Chapter 14 Kellan

Kellan

I walk through the soft grass near the lake, the ground slightly damp from morning dew that hasn't fully evaporated.

The sandwich I just ate sits heavy but satisfied in my stomach, a simple turkey and swiss from one of the small shops Micah spotted.

Nothing fancy, but it tasted better than most of the expensive meals Tom drags me to for appearances.

This place brings back memories I haven't thought about in years.

Days when I was much younger, maybe seven or eight, and my parents would bring me here to play with the other kids.

I'd run around with toy instruments made from empty coffee cans and wooden spoons, banging out rhythms while other children played soccer or flew kites.

My parents would sit on one of these benches, watching and smiling, proud of their weird kid who heard music in everything.

That life feels like it belonged to someone else. That happy child with parents who loved him and a future full of possibilities. That life morphed into the one I have now, the contracts and the image management and the constant pressure to be someone I'm not sure I ever really was.

I feel Micah's fingers beside mine as we walk, close enough to brush but not quite touching. The contact is so slight it could be accidental, but I know it's not. I make a decision and reach over, threading my fingers through his properly, palm to palm.

Micah makes a sound of appreciation, a soft hum that goes straight to my chest. His hand is warm and rough with calluses, solid and real in a way that grounds me.

"So tell me about yourself, Micah."

Micah laughs, the sound genuine and a little surprised. "Is that what we're doing? Getting to know each other like a normal couple on a normal date?"

I shrug. "We have to know each other if we're going to sell this. Might as well start with the basics."
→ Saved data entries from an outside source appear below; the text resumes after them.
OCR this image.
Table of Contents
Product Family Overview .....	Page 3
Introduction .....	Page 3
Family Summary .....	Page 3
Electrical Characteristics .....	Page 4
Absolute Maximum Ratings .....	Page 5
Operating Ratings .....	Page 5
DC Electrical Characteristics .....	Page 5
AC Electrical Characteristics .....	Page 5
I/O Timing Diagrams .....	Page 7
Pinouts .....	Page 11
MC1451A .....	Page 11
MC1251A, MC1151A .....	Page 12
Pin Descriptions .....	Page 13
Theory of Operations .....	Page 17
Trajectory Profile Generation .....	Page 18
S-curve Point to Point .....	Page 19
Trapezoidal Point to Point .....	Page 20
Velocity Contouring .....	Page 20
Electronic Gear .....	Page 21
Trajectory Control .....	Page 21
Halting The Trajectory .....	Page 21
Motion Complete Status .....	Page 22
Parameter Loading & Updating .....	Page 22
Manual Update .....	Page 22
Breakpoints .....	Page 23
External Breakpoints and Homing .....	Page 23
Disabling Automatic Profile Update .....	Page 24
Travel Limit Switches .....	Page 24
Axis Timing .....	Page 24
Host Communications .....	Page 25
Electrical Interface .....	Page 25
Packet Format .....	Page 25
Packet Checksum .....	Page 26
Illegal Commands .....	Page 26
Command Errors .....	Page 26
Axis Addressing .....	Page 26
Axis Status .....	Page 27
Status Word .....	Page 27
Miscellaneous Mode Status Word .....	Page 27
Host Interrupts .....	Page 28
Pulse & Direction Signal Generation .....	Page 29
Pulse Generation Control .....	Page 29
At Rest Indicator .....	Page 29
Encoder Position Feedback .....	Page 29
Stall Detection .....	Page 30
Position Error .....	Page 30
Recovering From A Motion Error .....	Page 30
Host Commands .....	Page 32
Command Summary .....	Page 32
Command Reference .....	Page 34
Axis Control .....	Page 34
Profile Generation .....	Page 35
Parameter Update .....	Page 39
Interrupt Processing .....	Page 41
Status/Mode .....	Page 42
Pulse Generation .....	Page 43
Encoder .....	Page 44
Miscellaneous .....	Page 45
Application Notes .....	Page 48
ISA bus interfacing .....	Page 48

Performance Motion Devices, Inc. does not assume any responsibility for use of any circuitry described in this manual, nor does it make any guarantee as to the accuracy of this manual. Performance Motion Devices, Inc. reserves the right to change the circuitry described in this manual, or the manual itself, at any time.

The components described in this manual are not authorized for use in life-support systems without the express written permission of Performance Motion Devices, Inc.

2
"Okay, uh..." Micah trails off, organizing his thoughts.

"I'm twenty-eight. Grew up in the same small town where I still live.

My dad worked construction his whole life, same company I work for now.

He taught me everything I know about building and fixing things.

How to read blueprints, how to measure twice and cut once, how to take pride in work well done. "

He squeezes my hand slightly. "Mom left when I was twelve. Just packed a bag one day and disappeared. Dad never talked about it, just threw himself into work harder. I learned to do the same. Work became the thing that made sense when nothing else did."

"How long has your dad been gone?" I ask quietly, remembering what Deputy Morrison said at the scene of the fall.

"Three years. Heart attack on a job site. He was fifty-six." Micah's voice is steady but there's pain underneath. "So now it's just me against the world. Working the same jobs he worked, living in the same house he built, trying to figure out what the point of any of it is."

I nod, processing that. The loneliness in his words resonates with something in me. Different circumstances but the same feeling of being adrift, of going through motions without understanding the purpose.

"What about you?" Micah's turn to ask questions.

"I've always done music." The answer comes automatically. "It's been my thing since I was a kid. Any instrument, anything that made music fascinated me. Piano, guitar, bass, drums. Even weird stuff like the theremin and the accordion. If it could make sound, I wanted to learn it."

"And you settled on the drums?" Micah's tone is curious, not judgmental.

I sigh and stop walking, turning to face him. Our hands are still connected, his fingers warm between mine. The lake stretches out behind him, water glittering in the afternoon sun.

"No. That's what the band needed and I was so focused on that dream that I just..

. gave in? I'm not sure." The admission feels heavier than it should.

"I was playing guitar when Tom found me.

Had this whole solo artist thing I was working on.

But the band needed a drummer and Tom said it would be easier to market a group than a solo act.

Said I'd have better chances of success if I was flexible. "

Micah's expression shifts to something soft and understanding. He reaches up with his good hand to caress my face, his touch gentle against my jaw. "Well, I like the Kellan in front of me. Drummer or guitarist or whatever else. This version right here."

He leans in and kisses me, sweet and unhurried. Not the desperate intensity from last night or this morning, but something tender. His lips are soft against mine, tasting faintly of the sandwich we just ate and something uniquely him.

I kiss him back, my free hand coming up to cup the back of his neck. The cast on his arm bumps awkwardly between us but we adjust, finding a position that works. The kiss deepens slightly before we pull away, both breathing a little harder.

"You're really okay with all of this?" I search his face, needing to know. "The attention, the fake relationship that might be becoming real, all of this?"

Micah considers the question seriously. "It's overwhelming. Not going to lie about that. The grocery store thing freaked me out and I'm still processing it. But I'm liking being here with you, right now. That counts for something, right?"

"Yeah." A grin spreads across my face, genuine and unguarded. "That counts for a lot."

This is what I want. This feeling, this connection, this simplicity. Not the staged restaurant dates Tom will demand, not the carefully curated social media posts. Just this. Just us, existing together in a space where the outside world can't reach.

And I'm already dreading the moment it ends.